Quantcast

The DNAinfo archives brought to you by WNYC.
Read the press release here.

Homeless Placed in New Hotel Sites Despite City's Pledge to Phase Them Out

By Ben Fractenberg | October 9, 2017 9:29am
 The city has been using the hotel on Hunters Point Avenue between 38th and 39th streets as a shelter for families since late September.
The city has been using the hotel on Hunters Point Avenue between 38th and 39th streets as a shelter for families since late September.
View Full Caption
DNAinfo/Jeanmarie Evelly

MIDTOWN — The city is still using commercial hotels to house homeless New Yorkers, despite a pledge last year to phase them out following a fatal stabbing at a homeless hotel.

The de Blasio administration has said its first priority is to end the use of "cluster housing" as it also opens new stand-alone shelters across the city.

In recent weeks, homeless shelters have popped up at hotels in Williamsburg, Sunnyside and Kew Gardens, to the dismay of some neighbors and elected officials who say they were given little warning about the plans. The Department of Homeless Services says the sites are necessary to shelter residents and families who would otherwise have nowhere to go.

While Mayor Bill de Blasio has pledged to phase out the use of hotel shelters by 2023, the city is  focused first on eliminating its use of "cluster sites" — apartments located in private buildings that the city rents as shelter space — while also opening 90 new homeless shelters citywide in the coming years.

"While we are phasing out cluster units as first priority and increasing high-quality borough-based shelter capacity citywide, we are using commercial hotels...as a bridge to provide shelter to homeless New Yorkers, including families with children, who would otherwise be turned out into the street," DHS Spokesman Isaac McGinn told DNAinfo New York last week. 

Controversy at hotel shelters

The placement of homeless families — who make up 70 percent of shelter residents, according to officials — in private hotels became a major citywide issue after a boyfriend fatally stabbed 26-year-old Rebecca Cutler and her two young children inside a Staten Island Ramada Inn in February 2016.

The mayor immediately promised to phase out the use of hotels and NYPD officials said they would increase security over the sites.

That summer, some residents of Maspeth, Queens, became enraged after the city planned to convert a Holiday Inn into a shelter. Residents took part in a string of protests, and the hotel owners eventually pulled out of the plan, though city ended up renting out a few dozen rooms instead of taking over the building.

While the city says it will cease using hotels as shelters by 2023, the use of new hotel sites has continued: residents in Gowanus, Brooklyn, became upset in August after finding out a Super 8 hotel was housing homeless people.

In the last few weeks, the city placed homeless families in dozens of units at a Best Western hotel in Sunnyside, at a 20-story hotel and luxury apartment tower in Kew Gardens and at a former hotel in Williamsburg.

The use of hotel rooms as emergency housing has also been criticized because the sites often lack basic amenities like kitchens and can cost the city hundreds of dollars a night.

Phasing out cluster sites

In December 2016, the city was rocked after two homeless infant girls, ages 1 and 2, died when they were fatally burned by a faulty radiator in a city-funded cluster apartment in The Bronx.

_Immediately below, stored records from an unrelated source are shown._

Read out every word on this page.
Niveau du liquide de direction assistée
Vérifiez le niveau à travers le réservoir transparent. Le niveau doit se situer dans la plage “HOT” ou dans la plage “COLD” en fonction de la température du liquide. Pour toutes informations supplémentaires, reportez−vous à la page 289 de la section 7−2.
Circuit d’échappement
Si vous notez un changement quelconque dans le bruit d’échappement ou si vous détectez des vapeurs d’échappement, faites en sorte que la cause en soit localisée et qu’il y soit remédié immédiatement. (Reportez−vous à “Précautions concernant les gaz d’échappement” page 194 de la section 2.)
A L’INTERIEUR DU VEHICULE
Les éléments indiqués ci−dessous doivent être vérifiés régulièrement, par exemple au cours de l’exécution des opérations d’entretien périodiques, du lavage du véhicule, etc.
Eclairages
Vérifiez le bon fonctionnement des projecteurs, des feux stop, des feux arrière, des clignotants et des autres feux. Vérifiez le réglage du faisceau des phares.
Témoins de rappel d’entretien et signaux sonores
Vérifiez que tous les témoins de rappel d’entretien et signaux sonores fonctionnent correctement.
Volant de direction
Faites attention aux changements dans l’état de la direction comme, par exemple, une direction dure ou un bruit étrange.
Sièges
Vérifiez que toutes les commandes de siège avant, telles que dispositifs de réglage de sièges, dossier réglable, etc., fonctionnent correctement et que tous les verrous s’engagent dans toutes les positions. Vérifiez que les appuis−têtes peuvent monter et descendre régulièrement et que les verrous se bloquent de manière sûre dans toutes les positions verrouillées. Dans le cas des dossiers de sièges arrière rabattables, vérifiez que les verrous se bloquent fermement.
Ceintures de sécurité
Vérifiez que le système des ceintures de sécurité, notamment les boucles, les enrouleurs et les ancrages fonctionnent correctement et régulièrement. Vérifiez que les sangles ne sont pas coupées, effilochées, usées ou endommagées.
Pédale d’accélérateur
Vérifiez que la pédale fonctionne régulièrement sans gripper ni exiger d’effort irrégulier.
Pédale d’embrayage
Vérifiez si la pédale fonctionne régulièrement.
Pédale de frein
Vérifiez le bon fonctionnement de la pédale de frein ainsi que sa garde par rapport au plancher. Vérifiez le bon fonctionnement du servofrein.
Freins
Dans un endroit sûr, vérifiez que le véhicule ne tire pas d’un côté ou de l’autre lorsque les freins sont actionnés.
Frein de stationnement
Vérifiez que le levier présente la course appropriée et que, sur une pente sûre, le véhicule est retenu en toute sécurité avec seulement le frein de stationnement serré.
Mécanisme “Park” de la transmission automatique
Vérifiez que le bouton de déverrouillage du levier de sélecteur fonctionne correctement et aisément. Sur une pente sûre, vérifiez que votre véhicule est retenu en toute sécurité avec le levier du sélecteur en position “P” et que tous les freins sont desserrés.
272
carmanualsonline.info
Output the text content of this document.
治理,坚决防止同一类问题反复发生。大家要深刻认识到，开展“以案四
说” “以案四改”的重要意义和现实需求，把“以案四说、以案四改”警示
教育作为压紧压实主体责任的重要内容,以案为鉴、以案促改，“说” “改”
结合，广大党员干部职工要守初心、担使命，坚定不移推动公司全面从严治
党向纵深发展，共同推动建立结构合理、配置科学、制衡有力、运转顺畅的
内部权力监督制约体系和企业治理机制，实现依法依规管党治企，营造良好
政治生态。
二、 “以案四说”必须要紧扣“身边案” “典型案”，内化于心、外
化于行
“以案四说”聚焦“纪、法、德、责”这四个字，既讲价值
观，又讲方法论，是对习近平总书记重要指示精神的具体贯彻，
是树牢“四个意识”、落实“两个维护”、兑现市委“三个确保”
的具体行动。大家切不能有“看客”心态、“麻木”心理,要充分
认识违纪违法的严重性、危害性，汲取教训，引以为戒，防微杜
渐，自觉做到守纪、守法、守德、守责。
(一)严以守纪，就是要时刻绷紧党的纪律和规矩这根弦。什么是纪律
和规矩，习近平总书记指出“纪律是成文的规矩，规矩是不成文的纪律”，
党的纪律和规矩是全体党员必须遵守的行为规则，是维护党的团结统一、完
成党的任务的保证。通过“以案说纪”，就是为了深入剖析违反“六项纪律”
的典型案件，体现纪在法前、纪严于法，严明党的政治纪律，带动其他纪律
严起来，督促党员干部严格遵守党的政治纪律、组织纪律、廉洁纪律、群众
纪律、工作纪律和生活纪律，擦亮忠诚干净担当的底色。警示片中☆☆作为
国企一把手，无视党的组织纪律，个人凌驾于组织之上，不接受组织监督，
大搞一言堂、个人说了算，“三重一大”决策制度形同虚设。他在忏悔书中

Several months later, DHS ended contracts with the nonprofit that ran the cluster apartments in the building after DNAinfo reported that the organization had a history of housing-code violations.

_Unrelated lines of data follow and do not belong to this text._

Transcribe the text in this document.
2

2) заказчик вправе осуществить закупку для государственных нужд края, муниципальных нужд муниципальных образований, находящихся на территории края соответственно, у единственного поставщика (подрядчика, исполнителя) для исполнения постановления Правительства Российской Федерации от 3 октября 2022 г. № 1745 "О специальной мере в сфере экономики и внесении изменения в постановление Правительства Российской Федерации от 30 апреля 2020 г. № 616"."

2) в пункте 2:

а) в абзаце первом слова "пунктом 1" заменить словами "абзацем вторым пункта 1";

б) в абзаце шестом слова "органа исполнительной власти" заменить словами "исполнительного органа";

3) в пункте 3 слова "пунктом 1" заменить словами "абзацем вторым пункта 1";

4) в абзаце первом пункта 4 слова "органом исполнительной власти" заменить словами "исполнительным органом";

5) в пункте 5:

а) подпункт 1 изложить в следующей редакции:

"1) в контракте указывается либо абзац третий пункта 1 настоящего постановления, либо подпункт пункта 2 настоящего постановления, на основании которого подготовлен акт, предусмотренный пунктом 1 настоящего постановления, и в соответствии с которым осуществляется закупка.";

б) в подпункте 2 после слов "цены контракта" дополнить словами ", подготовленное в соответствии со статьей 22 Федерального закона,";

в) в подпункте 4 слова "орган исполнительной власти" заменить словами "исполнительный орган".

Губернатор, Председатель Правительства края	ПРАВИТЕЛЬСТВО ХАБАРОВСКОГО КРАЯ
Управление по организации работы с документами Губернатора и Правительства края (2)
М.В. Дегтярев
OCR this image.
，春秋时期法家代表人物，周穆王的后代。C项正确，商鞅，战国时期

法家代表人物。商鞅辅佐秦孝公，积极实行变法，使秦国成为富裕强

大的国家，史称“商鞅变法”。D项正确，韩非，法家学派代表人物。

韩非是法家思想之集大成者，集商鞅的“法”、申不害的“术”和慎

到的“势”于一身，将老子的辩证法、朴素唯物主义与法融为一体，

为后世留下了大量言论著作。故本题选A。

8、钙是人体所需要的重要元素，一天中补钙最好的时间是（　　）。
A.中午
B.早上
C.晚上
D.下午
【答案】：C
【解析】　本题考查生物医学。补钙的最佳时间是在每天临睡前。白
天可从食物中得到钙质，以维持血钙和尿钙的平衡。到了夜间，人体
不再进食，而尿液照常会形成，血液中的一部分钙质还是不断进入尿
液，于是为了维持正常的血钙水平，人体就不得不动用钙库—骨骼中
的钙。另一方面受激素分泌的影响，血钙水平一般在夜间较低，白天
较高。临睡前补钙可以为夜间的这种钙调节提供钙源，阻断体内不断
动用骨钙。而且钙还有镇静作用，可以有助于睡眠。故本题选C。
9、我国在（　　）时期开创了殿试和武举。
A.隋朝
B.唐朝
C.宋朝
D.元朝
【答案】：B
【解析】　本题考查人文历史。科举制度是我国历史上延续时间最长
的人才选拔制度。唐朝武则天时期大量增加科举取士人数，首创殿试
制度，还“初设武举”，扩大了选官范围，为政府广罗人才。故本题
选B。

The mayor released a new plan to combat homelessness about two months later, vowing to open 90 new homeless shelters and phase out the use of cluster apartments by the end of 2021 and commercial hotels by 2023.

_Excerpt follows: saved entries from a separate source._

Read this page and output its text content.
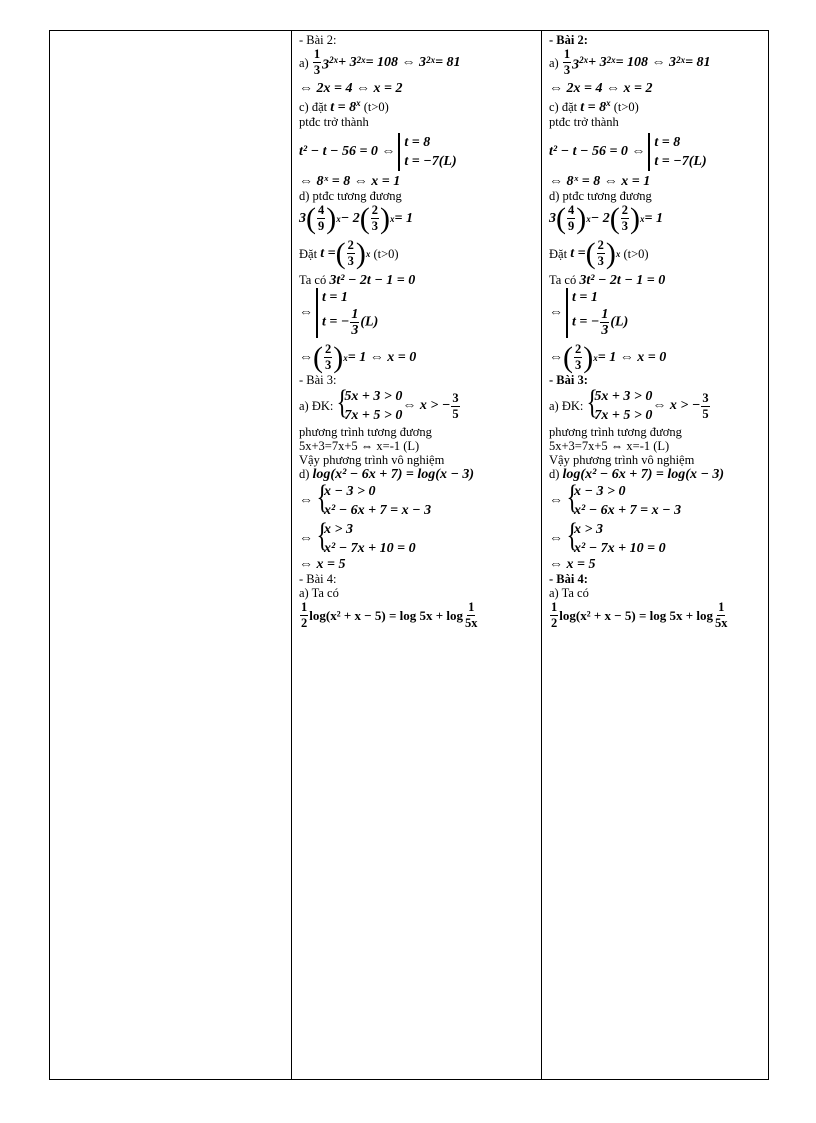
- Bài 2:
a)
$\frac{1}{3} 3^{2x} + 3$ $^{2x}$ = 108 ⇔ 3 $^{2x}$ = 81
⇔ 2x = 4 ⇔ x = 2
c) đặt $t = 8^x$ (t>0)
ptđc trở thành
t² − t − 56 = 0 ⇔
t = 8
t = −7(L)
⇔ 8ˣ = 8 ⇔ x = 1
d) ptđc tương đương
3 ( $\frac{4}{9}$ ) x − 2 ( $\frac{2}{3}$ ) x = 1
Đặt
t = ( $\frac{2}{3}$ ) x
(t>0)
Ta có 3t² − 2t − 1 = 0
⇔
t = 1
t = − $\frac{1}{3} (L)$
⇔ ( $\frac{2}{3}$ ) x = 1 ⇔ x = 0
- Bài 3:
a) ĐK:
{ 5x + 3 > 0
7x + 5 > 0
⇔ x > − $\frac{3}{5}$
phương trình tương đương
5x+3=7x+5 ⇔ x=-1 (L)
Vậy phương trình vô nghiệm
d) log(x² − 6x + 7) = log(x − 3)
⇔
{ x − 3 > 0
x² − 6x + 7 = x − 3
⇔
{ x > 3
x² − 7x + 10 = 0
⇔ x = 5
- Bài 4:
a) Ta có
$\frac{1}{2} \log(x^2 + x - 5) = \log 5x + \log \frac{1}{5x}$
- Bài 2:
a)
$\frac{1}{3} 3^{2x} + 3$ $^{2x}$ = 108 ⇔ 3 $^{2x}$ = 81
⇔ 2x = 4 ⇔ x = 2
c) đặt $t = 8^x$ (t>0)
ptđc trở thành
t² − t − 56 = 0 ⇔
t = 8
t = −7(L)
⇔ 8ˣ = 8 ⇔ x = 1
d) ptđc tương đương
3 ( $\frac{4}{9}$ ) x − 2 ( $\frac{2}{3}$ ) x = 1
Đặt
t = ( $\frac{2}{3}$ ) x
(t>0)
Ta có 3t² − 2t − 1 = 0
⇔
t = 1
t = − $\frac{1}{3} (L)$
⇔ ( $\frac{2}{3}$ ) x = 1 ⇔ x = 0
- Bài 3:
a) ĐK:
{ 5x + 3 > 0
7x + 5 > 0
⇔ x > − $\frac{3}{5}$
phương trình tương đương
5x+3=7x+5 ⇔ x=-1 (L)
Vậy phương trình vô nghiệm
d) log(x² − 6x + 7) = log(x − 3)
⇔
{ x − 3 > 0
x² − 6x + 7 = x − 3
⇔
{ x > 3
x² − 7x + 10 = 0
⇔ x = 5
- Bài 4:
a) Ta có
$\frac{1}{2} \log(x^2 + x - 5) = \log 5x + \log \frac{1}{5x}$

Since January 2016 — when there was a a high point of 3,600 cluster units in operation across the city — DHS has eliminated more than 1,000 of them at 121 buildings, according to a spokesman. 

The city also opened five new "high quality" shelter sites earlier this year, with two in The Bronx and three in Brooklyn, according to DHS. 

Other efforts to combat homelessness

Despite the mayor's homeless and housing plans, advocates have complained that the de Blasio administration has not done enough to build affordable units for the New Yorkers who need them the most.

The administration has created or preserved more than 77,650 below-market units, but just 11,000 of those are for families making about $25,000 a year, according to a report by the Real Affordability for All Coalition released last month.

The city also announced a new pilot program in late September to provide up to 12 months in rent for some homeless families willing to relocate out of the five boroughs.

“For decades, the City has helped our homeless neighbors seek housing where they can best get back on their feet—sometimes that includes outside the five boroughs,” a DHS spokesman said about the program, which is an extension of the Bloomberg-era Project Reconnect.

DHS officials said the administration has helped more than 64,000 New Yorkers leave or avoid the shelter system since de Blasio came into office.

The mayor’s office did not immediately respond to a request for up-to-date numbers on the phase-out of hotels as shelter sites.